Based on a critical examination of previous studies with nanoplastics, it is clear that the effects of nanoplastics on tomato plants are not well studied, and the role of reactive oxygen species generation in toxicity is not studied adequately. In the literature, only a few studies have been conducted on eco-corona formation over plastic particles, but it has not been tested whether it can modify the toxic effects on tomato seeds and plants. A major goal of this study was to investigate the toxic effects of PS, HA, and PS + HA on tomato seeds to plants Solanum lycopersicum, and to assess how the formation of an eco-corona over the particles may mitigate the impacts. In the experiment, we measured seed germination, root and shoot length, microscopical images (seeds and plants), chlorophyll estimation, reactive oxygen species generation, and antioxidant enzyme activity after interactions with PS, HA, and eco-coronated PS + HA with Solanum lycopersicum.

2. Materials and Methods

2.1. Seed Collection

The Solanum lycopersicum seed used in this study was collected from the VIT School of Agriculture and Advanced Learning (VAIAL), VIT University, Vellore, Tamil Nadu, India. Seeds were soaked in distilled water for 10–15 min. The seed selection process was done based on a float/sink assay. Seeds that floated on the surface were discarded and those that sunk at the bottom were selected for further studies. Selected seeds were cleaned with distilled water followed by immersing in 80% ethanol for 2 min at room temperature. After rinsing with ethanol, they were again rinsed with deionized water 5 times and immersed with 60% ethanol, and then again rinsed with deionized water. Seeds were thus surface sterilized to avoid fungal infection. All the experiments were carried out in triplicate.

2.2. Experimental Design

Polystyrene nanoplastics (PSNPs—100 nm size) were obtained from Corpuscular Inc., New York, NY, USA, and Humic acid (HA) from an organic source was obtained from Sigma Aldrich, India. The experimental concentration of PSNPs used was 5 mg/L prepared from a stock solution of 25,000 mg/L and humic acid (HA) used was 5 mg/L. To study the interaction of nanoplastics and humic acid, both were taken in a ratio of 1:1. Around 6 sterile Solanum lycopersicum seeds were placed on Whatman filter paper (125 mm) in a sterile glass Petri dish (diameter, 100 × 15 mm). Treatment solution containing polystyrene with and without humic acid was added at the top and the bottom of the filter paper (each in a separate plate in triplicates) using the hydroponic method. The lids were closed, and the plates were kept at room temperature with a relative humidity of 50%. The experimental set-up was left undisturbed until the seeds germinated. The experiment was carried out for a period of one to two weeks with regular replenishment of treatment solution (by adding superficially) twice a day. Deionized water served as a control.
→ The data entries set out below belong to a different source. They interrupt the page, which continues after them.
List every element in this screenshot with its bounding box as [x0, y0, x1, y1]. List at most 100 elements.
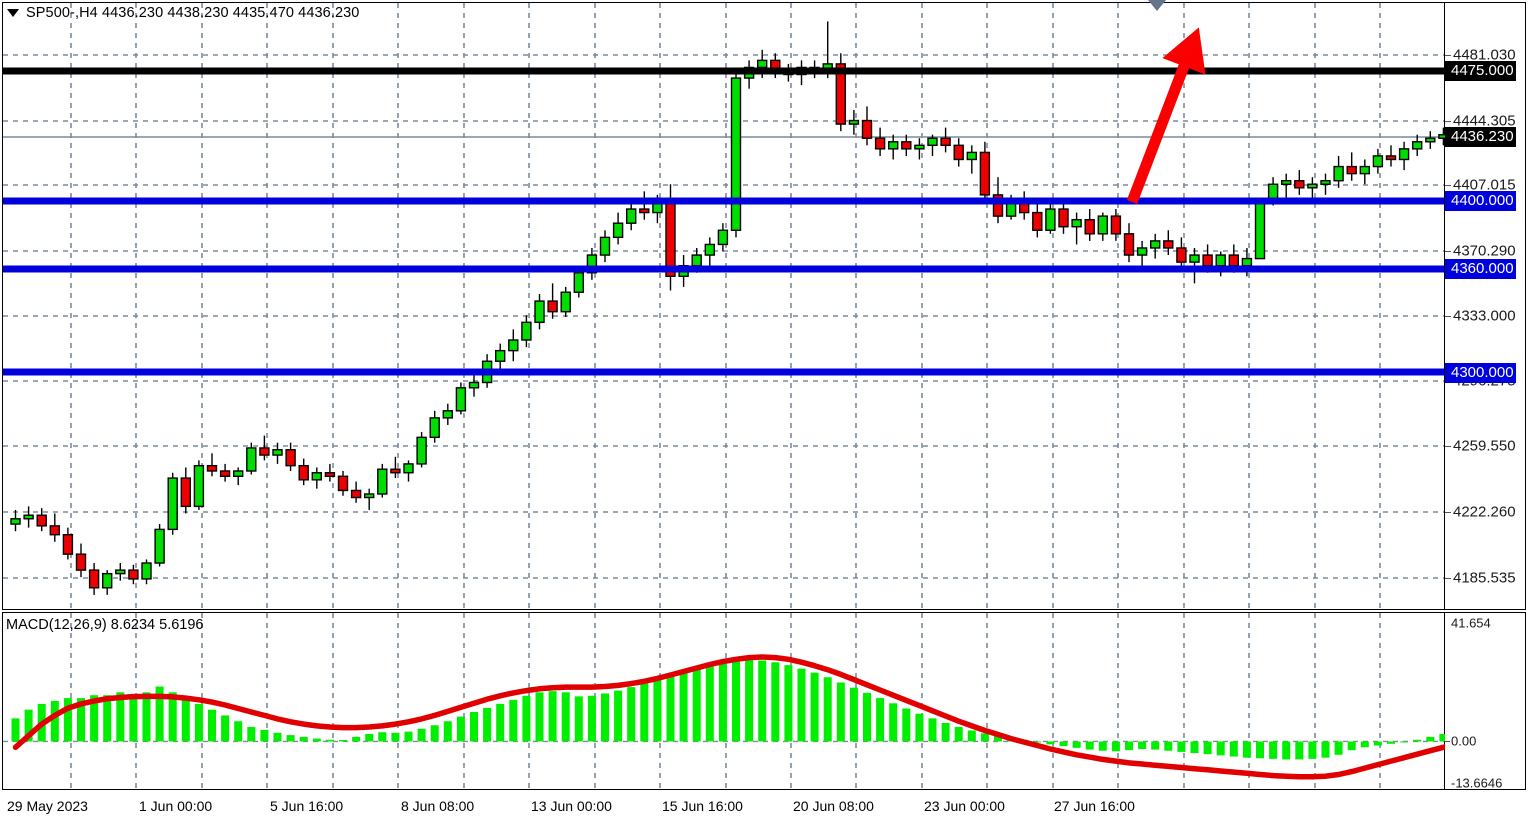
candle-body — [992, 194, 1004, 217]
candle-body — [1045, 208, 1056, 231]
macd-histogram-bar — [1439, 733, 1448, 742]
candlestick-series — [10, 21, 1488, 595]
time-axis-label: 29 May 2023 — [7, 798, 88, 814]
candle-body — [573, 272, 584, 293]
macd-histogram-bar — [1229, 741, 1238, 757]
macd-histogram-bar — [247, 727, 256, 742]
macd-histogram-bar — [430, 725, 439, 742]
macd-indicator-pane[interactable] — [2, 612, 1526, 790]
macd-histogram-bar — [11, 718, 20, 742]
macd-histogram-bar — [456, 716, 465, 742]
candle-body — [390, 468, 401, 474]
macd-histogram-bar — [876, 698, 885, 742]
macd-histogram-bar — [221, 715, 230, 742]
price-chart-pane[interactable] — [2, 2, 1488, 610]
macd-histogram-bar — [614, 690, 623, 742]
candle-body — [23, 514, 34, 520]
candle-body — [167, 477, 178, 531]
candle-body — [1346, 165, 1357, 175]
price-axis-label: 4444.305 — [1453, 112, 1516, 130]
macd-histogram-bar — [1190, 741, 1199, 754]
macd-histogram-bar — [299, 736, 308, 742]
candle-body — [901, 141, 912, 150]
macd-histogram-bar — [915, 713, 924, 742]
macd-histogram — [11, 659, 1526, 760]
macd-histogram-bar — [1111, 741, 1120, 752]
candle-body — [324, 472, 336, 477]
macd-histogram-bar — [1321, 741, 1330, 758]
candle-body — [612, 222, 624, 239]
trend-arrow-annotation[interactable] — [1126, 27, 1206, 204]
candle-body — [966, 151, 977, 161]
macd-histogram-bar — [142, 692, 151, 742]
macd-histogram-bar — [129, 695, 138, 742]
macd-histogram-bar — [535, 692, 544, 742]
candle-body — [665, 201, 676, 277]
macd-histogram-bar — [116, 692, 125, 742]
time-axis[interactable]: 29 May 2023 1 Jun 00:00 5 Jun 16:00 8 Jun 0… — [2, 790, 1445, 823]
macd-histogram-bar — [404, 731, 413, 742]
macd-histogram-bar — [771, 662, 780, 742]
macd-histogram-bar — [391, 732, 400, 742]
candle-body — [757, 59, 768, 69]
price-level-tag[interactable]: 4300.000 — [1445, 363, 1516, 383]
macd-axis[interactable]: 41.654 0.00 -13.6646 — [1445, 612, 1526, 791]
macd-histogram-bar — [863, 692, 871, 742]
candle-body — [861, 119, 873, 139]
macd-histogram-bar — [745, 659, 754, 742]
price-axis-tick — [1445, 578, 1451, 579]
macd-histogram-bar — [1138, 741, 1147, 749]
macd-histogram-bar — [994, 735, 1002, 742]
candle-body — [232, 470, 244, 477]
candle-body — [429, 417, 440, 439]
candle-body — [206, 464, 218, 472]
candle-body — [835, 63, 846, 125]
macd-histogram-bar — [705, 664, 714, 742]
candle-body — [88, 569, 100, 589]
candle-body — [219, 470, 231, 477]
candle-body — [1411, 141, 1423, 150]
macd-histogram-bar — [797, 668, 806, 742]
macd-histogram-bar — [1373, 741, 1382, 746]
macd-histogram-bar — [352, 736, 361, 742]
macd-histogram-bar — [1400, 741, 1409, 743]
macd-histogram-bar — [260, 729, 269, 742]
candle-body — [874, 137, 886, 150]
candle-body — [10, 518, 21, 525]
price-level-tag[interactable]: 4400.000 — [1445, 191, 1516, 211]
macd-histogram-bar — [1387, 741, 1395, 744]
macd-histogram-bar — [561, 692, 570, 742]
price-axis[interactable]: 4481.030 4444.305 4407.015 4370.290 4333.000… — [1445, 2, 1526, 610]
macd-histogram-bar — [103, 695, 112, 742]
macd-histogram-bar — [627, 687, 636, 742]
candle-body — [1123, 233, 1135, 256]
candle-body — [534, 300, 545, 324]
candle-body — [1202, 254, 1213, 267]
price-axis-tick — [1445, 512, 1451, 513]
candle-body — [927, 137, 938, 147]
macd-histogram-bar — [587, 695, 596, 742]
candle-body — [717, 229, 729, 246]
macd-axis-label: 0.00 — [1451, 733, 1477, 749]
macd-histogram-bar — [980, 733, 989, 742]
macd-axis-label: -13.6646 — [1451, 775, 1503, 791]
candle-body — [101, 572, 113, 589]
price-axis-label: 4407.015 — [1453, 176, 1516, 194]
price-level-tag[interactable]: 4436.230 — [1445, 127, 1516, 147]
macd-histogram-bar — [836, 682, 845, 742]
candle-body — [141, 562, 152, 580]
macd-histogram-bar — [718, 662, 727, 742]
macd-histogram-bar — [470, 711, 478, 742]
price-axis-tick — [1445, 185, 1451, 186]
candle-body — [403, 463, 414, 474]
price-level-tag[interactable]: 4475.000 — [1445, 61, 1516, 81]
candle-body — [1149, 240, 1161, 249]
candle-body — [1176, 247, 1187, 263]
macd-histogram-bar — [509, 699, 518, 742]
time-axis-label: 1 Jun 00:00 — [139, 798, 213, 814]
price-level-tag[interactable]: 4360.000 — [1445, 259, 1516, 279]
macd-histogram-bar — [1033, 741, 1042, 743]
triangle-down-icon[interactable] — [7, 9, 19, 17]
candle-body — [180, 477, 192, 508]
2.3. Characterization Study

2.3.1. Particle Size Determination

The hydrodynamic size of the particle was analyzed using the dynamic light scattering (DLS) method, a diode-pumped frequency double laser at 532 nm, (10 mW) light scattering at an angle of 173° were used to estimate the particle size of the PS, and PS + HA. The (SZ-100 series software) provided by the manufacturer was used to collect and analyze the data. Similarly, the zeta potential (Z—potential) of the PS and PS + HA, the electrophoretic mobility (cm2/V-s) of the particles was converted to zeta potential (millivolts-mV) and assessed using the (SZ-100 series software) provided, both DLS and Z—the potential was analyzed using nanoparticle analyzer (Horiba, Tokyo, Japan).

2.3.2. Transmission Electron Microscopy

The size and shape of the PS, HA, and PS + HA were determined using transmission electron microscopy. Samples (PS, HA, and PS + HA) dispersed in water were placed on a copper grid with a carbon coating, and one section of the suspension was imaged using Transmission electron microscopy (TEM; JEOL 1010, JEOL Ltd., Tokyo, Japan—HRTEM).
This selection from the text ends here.